学术文献库

Stochastic systems that undergo random restarts to their initial state have been widely investigated in recent years, both theoretically and in experiments. Oftentimes, however, resetting to a fixed state is impossible due to thermal noise or other limitations. As a result, the system configuration after a resetting event is random.
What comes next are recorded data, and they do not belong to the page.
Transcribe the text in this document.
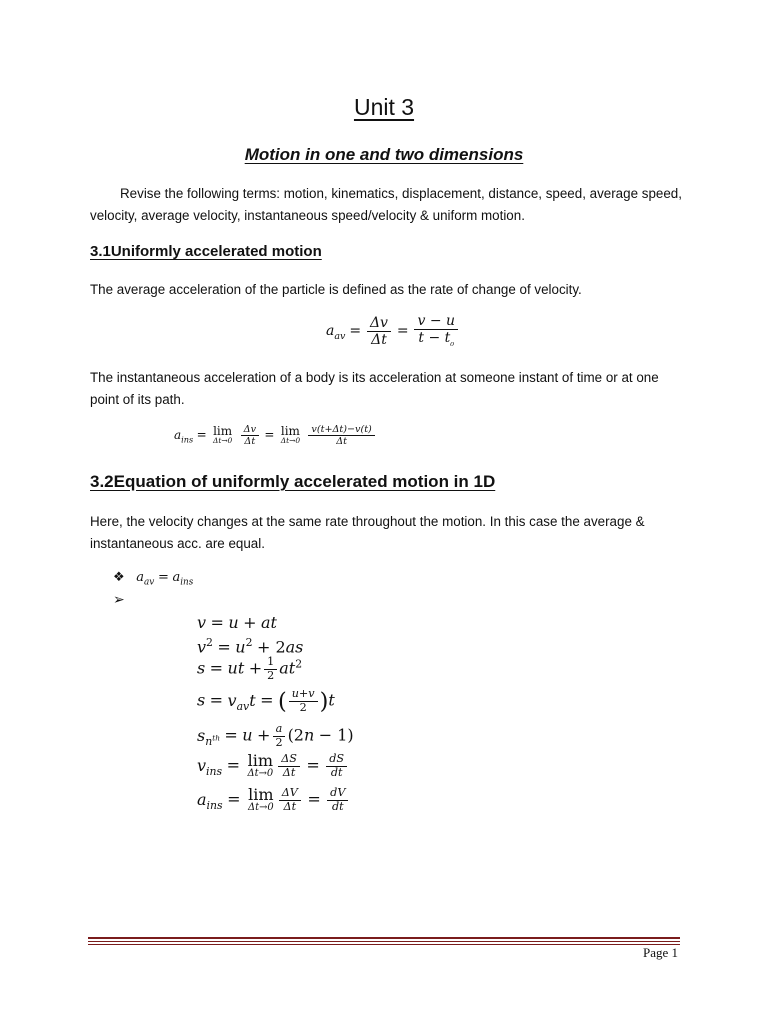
Unit 3
Motion in one and two dimensions
Revise the following terms: motion, kinematics, displacement, distance, speed, average speed, velocity, average velocity, instantaneous speed/velocity & uniform motion.
3.1Uniformly accelerated motion
The average acceleration of the particle is defined as the rate of change of velocity.
$a_{av} = \frac{\Delta v}{\Delta t} = \frac{v - u}{t - t_{_0}}$
The instantaneous acceleration of a body is its acceleration at someone instant of time or at one point of its path.
$a_{ins} = \lim$
Δt→0
$\frac{\Delta v}{\Delta t} = \lim$
Δt→0
$\frac{v(t+\Delta t)-v(t)}{\Delta t}$
3.2Equation of uniformly accelerated motion in 1D
Here, the velocity changes at the same rate throughout the motion. In this case the average & instantaneous acc. are equal.
❖ $a_{av} = a_{ins}$
➢
v = u + at
$v^2 = u^2 + 2as$
s = ut + $\frac{1}{2} at^2$
$s = v_{av}t$ = ( $\frac{u+v}{2} )t$
$s_{n^{th}} = u + \frac{a}{2} (2n - 1)$
$v_{ins} = \lim$
$\Delta t\to 0 \frac{\Delta S}{\Delta t} = \frac{dS}{dt}$
$a_{ins} = \lim$
$\Delta t\to 0 \frac{\Delta V}{\Delta t} = \frac{dV}{dt}$
Page 1
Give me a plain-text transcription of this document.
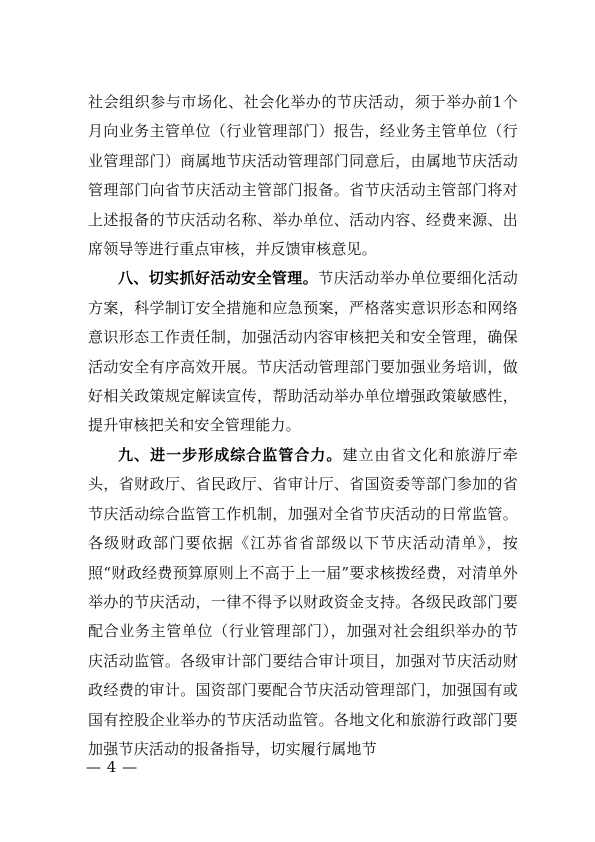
社会组织参与市场化、社会化举办的节庆活动，须于举办前1个月向业务主管单位（行业管理部门）报告，经业务主管单位（行业管理部门）商属地节庆活动管理部门同意后，由属地节庆活动管理部门向省节庆活动主管部门报备。省节庆活动主管部门将对上述报备的节庆活动名称、举办单位、活动内容、经费来源、出席领导等进行重点审核，并反馈审核意见。

八、切实抓好活动安全管理。节庆活动举办单位要细化活动方案，科学制订安全措施和应急预案，严格落实意识形态和网络意识形态工作责任制，加强活动内容审核把关和安全管理，确保活动安全有序高效开展。节庆活动管理部门要加强业务培训，做好相关政策规定解读宣传，帮助活动举办单位增强政策敏感性，提升审核把关和安全管理能力。

九、进一步形成综合监管合力。建立由省文化和旅游厅牵头，省财政厅、省民政厅、省审计厅、省国资委等部门参加的省节庆活动综合监管工作机制，加强对全省节庆活动的日常监管。各级财政部门要依据《江苏省省部级以下节庆活动清单》，按照“财政经费预算原则上不高于上一届”要求核拨经费，对清单外举办的节庆活动，一律不得予以财政资金支持。各级民政部门要配合业务主管单位（行业管理部门），加强对社会组织举办的节庆活动监管。各级审计部门要结合审计项目，加强对节庆活动财政经费的审计。国资部门要配合节庆活动管理部门，加强国有或国有控股企业举办的节庆活动监管。各地文化和旅游行政部门要加强节庆活动的报备指导，切实履行属地节

— 4 —
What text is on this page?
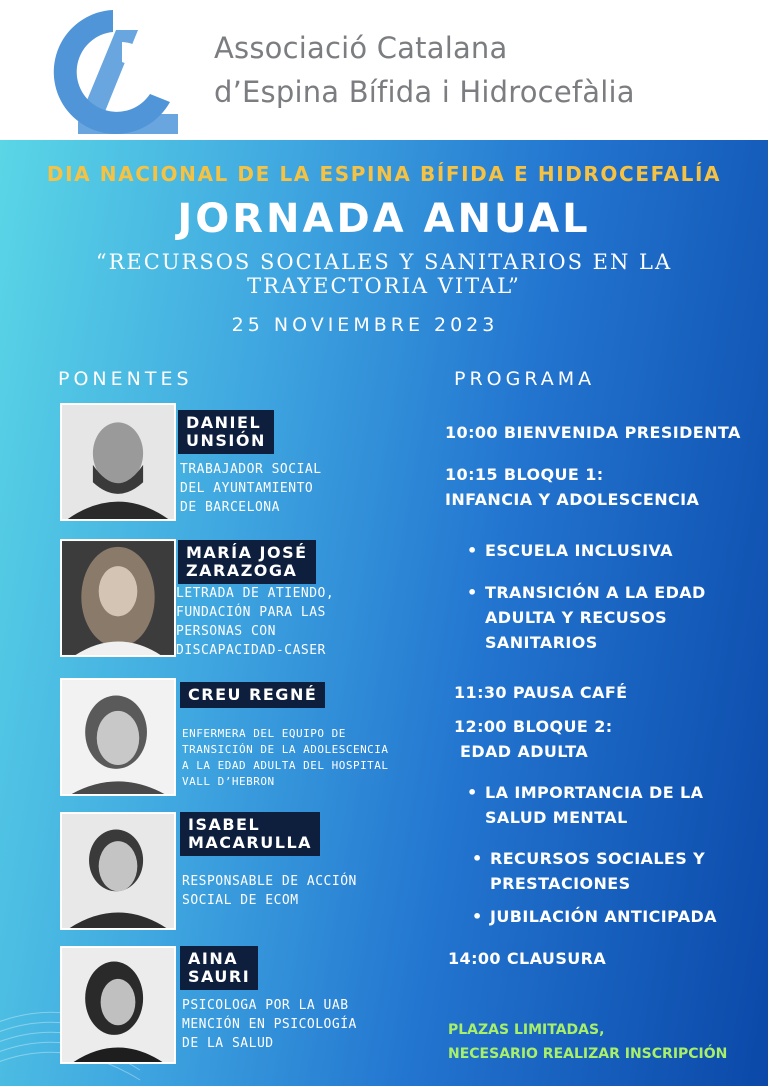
Associació Catalana
d’Espina Bífida i Hidrocefàlia
DIA NACIONAL DE LA ESPINA BÍFIDA E HIDROCEFALÍA
JORNADA ANUAL
“RECURSOS SOCIALES Y SANITARIOS EN LA
TRAYECTORIA VITAL”
25 NOVIEMBRE 2023
PONENTES	PROGRAMA
DANIEL
UNSIÓN
TRABAJADOR SOCIAL
DEL AYUNTAMIENTO
DE BARCELONA
MARÍA JOSÉ
ZARAZOGA
LETRADA DE ATIENDO,
FUNDACIÓN PARA LAS
PERSONAS CON
DISCAPACIDAD-CASER
CREU REGNÉ
ENFERMERA DEL EQUIPO DE
TRANSICIÓN DE LA ADOLESCENCIA
A LA EDAD ADULTA DEL HOSPITAL
VALL D’HEBRON
ISABEL
MACARULLA
RESPONSABLE DE ACCIÓN
SOCIAL DE ECOM
AINA
SAURI
PSICOLOGA POR LA UAB
MENCIÓN EN PSICOLOGÍA
DE LA SALUD
10:00 BIENVENIDA PRESIDENTA
10:15 BLOQUE 1:
INFANCIA Y ADOLESCENCIA
• ESCUELA INCLUSIVA
• TRANSICIÓN A LA EDAD
ADULTA Y RECUSOS
SANITARIOS
11:30 PAUSA CAFÉ
12:00 BLOQUE 2:
EDAD ADULTA
• LA IMPORTANCIA DE LA
SALUD MENTAL
• RECURSOS SOCIALES Y
PRESTACIONES
• JUBILACIÓN ANTICIPADA
14:00 CLAUSURA
PLAZAS LIMITADAS,
NECESARIO REALIZAR INSCRIPCIÓN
Here, we consider such a resetting protocol for an overdamped Brownian particle in a confining potential $V(x)$. We assume that the position of the particle is reset at a constant rate to a random location $x$, drawn from a distribution $p_R(x)$. To investigate the thermodynamic cost of resetting, we study the stochastic entropy production $S_{\rm Total}$. We derive a general expression for the average entropy production for any $V(x)$, and the full distribution $P(S_{\rm Total}|t)$ of the entropy production for $V(x)=0$. At late times, we show that this distribution assumes the large-deviation form $P(S_{\rm Total}|t)\sim \exp\left[-t^{2α-1}ϕ\left(\left(S_{\rm Total}-\langle S_{\rm Total}\rangle\right)/t^α\right)\right]$, with $1/2<α\leq 1$. We compute the rate function $ϕ(z)$ and the exponent $α$ for exponential and Gaussian resetting distributions. In the latter case, we find the anomalous exponent $α=2/3$ and show that $ϕ(z)$ has a first-order singularity at a critical value of $z$, corresponding to a real-space condensation transition.